И думала: «Почему все в природе так прекрасно? И только мы так убоги, ничтожны, уродливы!.. (Но не ты, моя любовь, не ты!..)»
Затем она снова взглянула на Пьера:
— Ах, что мне до других?
С очаровательной непоследовательностью влюбленных она расхохоталась, проворно вскочила на ноги и побежала по лесу, крикнув Пьеру:
— Лови меня!
До самого вечера они резвились, как дети. И, утомленные, не торопясь, вернулись в долину, наполненную, словно корзина, снопами вечерних лучей. Все открывалось для них по-новому, все, что, они вкушали с наслаждением одним существом, одним общим сердцем.
Их было пятеро, друзей-сверстников, собиравшихся вместе, пятеро юных товарищей по школе, со сходным во многом направлением мыслей и складывающихся юношеских убеждений, что сближало их между собою и отгораживало от других. Однако среди них не нашлось бы и двух думающих одинаково. Под внешним единодушием сорока миллионов французов таится сорок миллионов людей, мыслящих каждый по-своему. Мысль Франции похожа на ее землю — страну мелких огороженных владений. Пятеро друзей — каждый со своего клочка — пытались поверх ограды обмениваться мнениями, но это приводило лишь к тому, что они еще крепче утверждались в своих взглядах. Впрочем, все они были свободомыслящими, и если не все являлись республиканцами, то все были врагами умственной или социальной реакции, противниками возврата назад.

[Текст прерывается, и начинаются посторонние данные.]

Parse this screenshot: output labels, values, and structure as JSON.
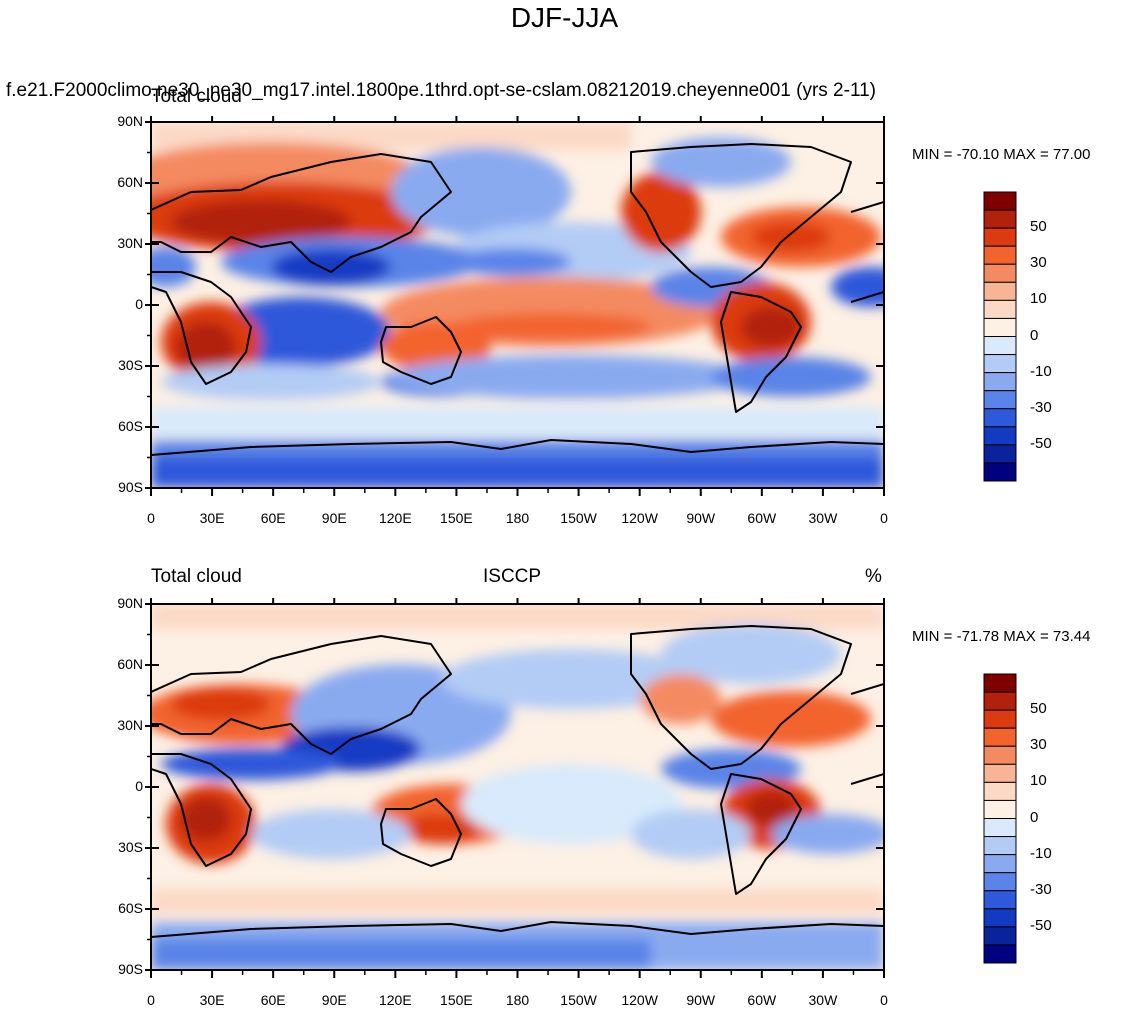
{
  "figure": {
    "title": "DJF-JJA"
  },
  "panels": [
    {
      "case_title": "f.e21.F2000climo.ne30_ne30_mg17.intel.1800pe.1thrd.opt-se-cslam.08212019.cheyenne001 (yrs 2-11)",
      "left_string": "Total cloud",
      "center_string": "",
      "right_string": "",
      "min_max": "MIN = -70.10 MAX =  77.00"
    },
    {
      "case_title": "",
      "left_string": "Total cloud",
      "center_string": "ISCCP",
      "right_string": "%",
      "min_max": "MIN = -71.78 MAX =  73.44"
    }
  ],
  "axes": {
    "lat_ticks": [
      "90N",
      "60N",
      "30N",
      "0",
      "30S",
      "60S",
      "90S"
    ],
    "lon_ticks": [
      "0",
      "30E",
      "60E",
      "90E",
      "120E",
      "150E",
      "180",
      "150W",
      "120W",
      "90W",
      "60W",
      "30W",
      "0"
    ]
  },
  "colorbar": {
    "labels": [
      "50",
      "30",
      "10",
      "0",
      "-10",
      "-30",
      "-50"
    ],
    "colors": [
      "#800000",
      "#b1210c",
      "#dc3a10",
      "#f2632d",
      "#f48a60",
      "#f7b595",
      "#fbd9c6",
      "#fdf0e4",
      "#d8eafb",
      "#b3ccf5",
      "#8aaaf0",
      "#5a84e8",
      "#2d59da",
      "#123bc4",
      "#08239b",
      "#000080"
    ]
  }
}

Больше других был захвачен войной Жак Сэ. Этот благородный молодой еврей беззаветно разделял все увлечения мыслящей Франции. Во всей Европе его израильские собратья, подобно ему, приобщились к интересам и идеям той страны, которая стала их родиной. У них была даже склонность преувеличивать все, с чем они сроднились. Этот красивый юноша с пламенным, хотя и тяжеловатым взглядом, звучным голосом, правильными и словно изваянными чертами лица в своих убеждениях доходил до крайности и был неистов в спорах. По его мнению, речь шла о крестовом походе демократий с целью освободить народы и раз и навсегда покончить с войной. Четыре года кровавой бойни во благо человечества ни в чем не убедили его, ибо он был из тех, кого факты убедить не могут. В нем жила двойная гордость: скрытая гордость его народа, который ему хотелось реабилитировать, и его личная гордость, ибо он хотел доказать свою правоту. Чем меньше в глубине души он был уверен в собственной правоте, тем яростнее настаивал. За его искренним идеализмом скрывались властные, слишком долго подавляемые инстинкты и не менее искренняя жажда опасной, рискованной деятельности.